Despite critical acclaim, Ann Hui’s recent movies like “Night and Fog” and “The Way We Are” didn’t manage to get a theatrical release in Singapore, and her latest “All About Love” in fact marks the first Ann Hui movie to be shown in cinemas in about a decade- though one suspects that this is more likely a result of anticipated audience interest over its lesbian themes than actual merit. Indeed, while “All About Love” boasts many of the trademarks of Ann Hui’s social dramas, this is quite possibly one of her weakest efforts of late- especially given the quality of her two earlier works mentioned above.
The fault though doesn’t lie with Ann, but rather with Yang Yee-Shan’s script (or the lack thereof). Yang was the screenwriter of the Herman Yau films “Whispers and Moans” and “True Women for Sale”, which tended to be social observations of unique groups of individuals in Hong Kong society- in the case of the Herman Yau films, sex workers. Her focus this time round is on lesbians, and for better and for worse, “All About Love” ends up having the same strengths and weaknesses as her earlier films.
There’s no doubt that she touches on interesting subjects here, most prominently about gender and family politics in modern-day Hong Kong. That is the circumstance facing Macy (Sandra Ng) and Anita (Vivian Chow), former lovers who meet years later when they are both pregnant and find themselves falling in love with each other again. Yang’s plotting here shows ingenuity- while one may expect the fathers to want to have nothing to do with the babies to give even more excuse for Macy and Anita to hook up, Yang makes it clear that the fathers (Eddie Cheung and William Chan respectively) actually do want to be involved.
The absence of the male figures significantly in their respective lives- Anita for instance finds herself increasingly discriminated at work for being the pregnant single mother, which only strains her relationship with Macy. Yes these are issues typical across “patriarchal societies”, exacerbated by “heterosexual hegemony”, and Yang’s attempt to highlight these for discussion is definitely admirable. The problem is, she mostly does just that- discuss them- when one would expect the film to portray them.

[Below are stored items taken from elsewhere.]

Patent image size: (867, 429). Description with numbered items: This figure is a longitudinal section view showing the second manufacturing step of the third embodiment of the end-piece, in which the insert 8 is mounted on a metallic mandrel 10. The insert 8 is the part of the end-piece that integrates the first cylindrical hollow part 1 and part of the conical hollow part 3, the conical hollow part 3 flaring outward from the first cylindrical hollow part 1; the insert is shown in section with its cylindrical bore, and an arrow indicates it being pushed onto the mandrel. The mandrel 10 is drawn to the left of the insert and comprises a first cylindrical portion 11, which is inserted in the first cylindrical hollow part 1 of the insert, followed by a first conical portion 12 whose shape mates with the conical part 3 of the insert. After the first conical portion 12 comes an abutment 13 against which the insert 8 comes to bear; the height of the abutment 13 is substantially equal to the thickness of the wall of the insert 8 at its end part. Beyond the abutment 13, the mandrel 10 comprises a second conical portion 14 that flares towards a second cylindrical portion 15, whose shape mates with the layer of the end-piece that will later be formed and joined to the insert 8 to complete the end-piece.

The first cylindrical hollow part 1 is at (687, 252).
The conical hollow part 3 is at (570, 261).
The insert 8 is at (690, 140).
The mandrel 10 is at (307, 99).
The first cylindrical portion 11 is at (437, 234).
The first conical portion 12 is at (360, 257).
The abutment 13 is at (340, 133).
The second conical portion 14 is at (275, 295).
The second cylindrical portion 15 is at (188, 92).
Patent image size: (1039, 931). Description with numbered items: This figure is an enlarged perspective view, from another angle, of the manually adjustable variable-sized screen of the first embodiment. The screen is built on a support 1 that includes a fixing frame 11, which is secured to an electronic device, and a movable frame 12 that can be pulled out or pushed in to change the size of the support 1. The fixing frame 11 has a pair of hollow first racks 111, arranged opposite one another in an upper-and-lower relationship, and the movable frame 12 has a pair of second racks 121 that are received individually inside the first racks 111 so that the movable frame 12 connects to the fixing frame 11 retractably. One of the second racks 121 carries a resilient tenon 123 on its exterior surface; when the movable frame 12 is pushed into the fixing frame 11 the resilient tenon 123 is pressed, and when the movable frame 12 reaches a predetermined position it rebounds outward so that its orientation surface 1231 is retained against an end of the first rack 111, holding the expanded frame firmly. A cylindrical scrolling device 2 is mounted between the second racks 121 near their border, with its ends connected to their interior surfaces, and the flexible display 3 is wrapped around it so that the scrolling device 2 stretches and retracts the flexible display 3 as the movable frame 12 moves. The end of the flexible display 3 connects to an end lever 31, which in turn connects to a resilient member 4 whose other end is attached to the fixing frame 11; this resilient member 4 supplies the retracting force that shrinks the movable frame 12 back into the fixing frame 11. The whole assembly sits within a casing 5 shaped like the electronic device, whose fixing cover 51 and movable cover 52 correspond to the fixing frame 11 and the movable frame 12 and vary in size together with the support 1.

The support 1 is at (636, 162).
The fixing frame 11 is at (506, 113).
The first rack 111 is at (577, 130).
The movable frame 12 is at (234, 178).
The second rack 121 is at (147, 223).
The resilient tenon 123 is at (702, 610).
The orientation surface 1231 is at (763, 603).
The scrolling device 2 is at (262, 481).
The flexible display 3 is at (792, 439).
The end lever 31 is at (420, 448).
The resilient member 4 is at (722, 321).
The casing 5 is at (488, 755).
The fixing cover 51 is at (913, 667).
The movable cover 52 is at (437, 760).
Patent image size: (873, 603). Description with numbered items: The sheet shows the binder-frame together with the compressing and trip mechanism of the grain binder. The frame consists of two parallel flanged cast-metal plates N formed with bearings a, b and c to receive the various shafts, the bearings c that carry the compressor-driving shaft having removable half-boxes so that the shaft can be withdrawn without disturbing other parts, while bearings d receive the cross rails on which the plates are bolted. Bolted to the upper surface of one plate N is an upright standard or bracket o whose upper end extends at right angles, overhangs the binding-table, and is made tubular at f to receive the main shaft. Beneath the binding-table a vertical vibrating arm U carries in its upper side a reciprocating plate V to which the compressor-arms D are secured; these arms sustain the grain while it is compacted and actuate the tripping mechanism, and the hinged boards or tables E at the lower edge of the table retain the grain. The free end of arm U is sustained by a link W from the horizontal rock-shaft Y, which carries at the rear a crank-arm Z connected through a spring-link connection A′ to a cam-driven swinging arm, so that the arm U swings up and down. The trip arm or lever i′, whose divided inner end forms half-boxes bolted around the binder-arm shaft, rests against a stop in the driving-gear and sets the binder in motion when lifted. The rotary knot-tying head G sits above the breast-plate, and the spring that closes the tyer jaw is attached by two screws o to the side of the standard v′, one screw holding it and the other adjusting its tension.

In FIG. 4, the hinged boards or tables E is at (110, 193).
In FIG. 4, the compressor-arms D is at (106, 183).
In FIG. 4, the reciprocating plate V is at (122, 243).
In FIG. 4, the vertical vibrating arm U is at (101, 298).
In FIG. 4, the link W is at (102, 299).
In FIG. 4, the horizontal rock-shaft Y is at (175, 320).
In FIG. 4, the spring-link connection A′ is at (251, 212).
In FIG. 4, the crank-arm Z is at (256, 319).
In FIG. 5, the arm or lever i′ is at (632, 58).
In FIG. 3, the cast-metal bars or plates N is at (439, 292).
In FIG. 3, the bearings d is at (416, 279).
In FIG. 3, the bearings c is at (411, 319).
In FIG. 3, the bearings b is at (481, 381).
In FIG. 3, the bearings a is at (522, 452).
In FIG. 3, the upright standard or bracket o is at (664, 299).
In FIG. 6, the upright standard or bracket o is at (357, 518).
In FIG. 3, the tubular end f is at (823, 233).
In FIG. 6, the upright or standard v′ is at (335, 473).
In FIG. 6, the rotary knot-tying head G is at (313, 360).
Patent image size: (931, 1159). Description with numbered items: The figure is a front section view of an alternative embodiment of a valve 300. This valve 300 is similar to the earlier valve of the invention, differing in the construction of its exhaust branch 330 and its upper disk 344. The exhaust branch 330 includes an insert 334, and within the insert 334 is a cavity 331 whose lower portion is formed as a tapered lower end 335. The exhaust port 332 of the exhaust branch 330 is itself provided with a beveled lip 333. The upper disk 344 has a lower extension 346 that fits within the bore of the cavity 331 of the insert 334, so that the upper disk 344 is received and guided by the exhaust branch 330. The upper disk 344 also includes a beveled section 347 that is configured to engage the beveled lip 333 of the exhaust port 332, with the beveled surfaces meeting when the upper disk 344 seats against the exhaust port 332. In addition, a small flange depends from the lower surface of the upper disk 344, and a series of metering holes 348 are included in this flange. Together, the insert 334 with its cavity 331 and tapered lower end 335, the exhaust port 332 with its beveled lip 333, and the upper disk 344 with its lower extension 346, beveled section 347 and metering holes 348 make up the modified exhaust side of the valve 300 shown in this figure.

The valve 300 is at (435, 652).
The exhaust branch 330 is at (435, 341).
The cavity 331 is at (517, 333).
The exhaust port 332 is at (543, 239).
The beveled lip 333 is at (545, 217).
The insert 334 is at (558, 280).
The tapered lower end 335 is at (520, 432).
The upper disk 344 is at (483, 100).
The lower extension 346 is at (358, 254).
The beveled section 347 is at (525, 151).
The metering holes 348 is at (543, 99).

The didactic approach Yang takes shouldn’t be surprising from her previous works, but in this instance, “All About Love” is less of a film because of it. There is a lot of talk going on especially when Macy gathers with her group of friends of similar sexuality, but these don’t go much further beyond coffee-table discussions of hot-button social issues. She does try to illustrate how these may affect her characters, but that turn comes too late into the story and too strained to inspire much credulity. It also means that there’s not nearly enough character development to make the audience identify with Macy or Anita, and by the end of the film, both tend to be as distant to us as they were at the start.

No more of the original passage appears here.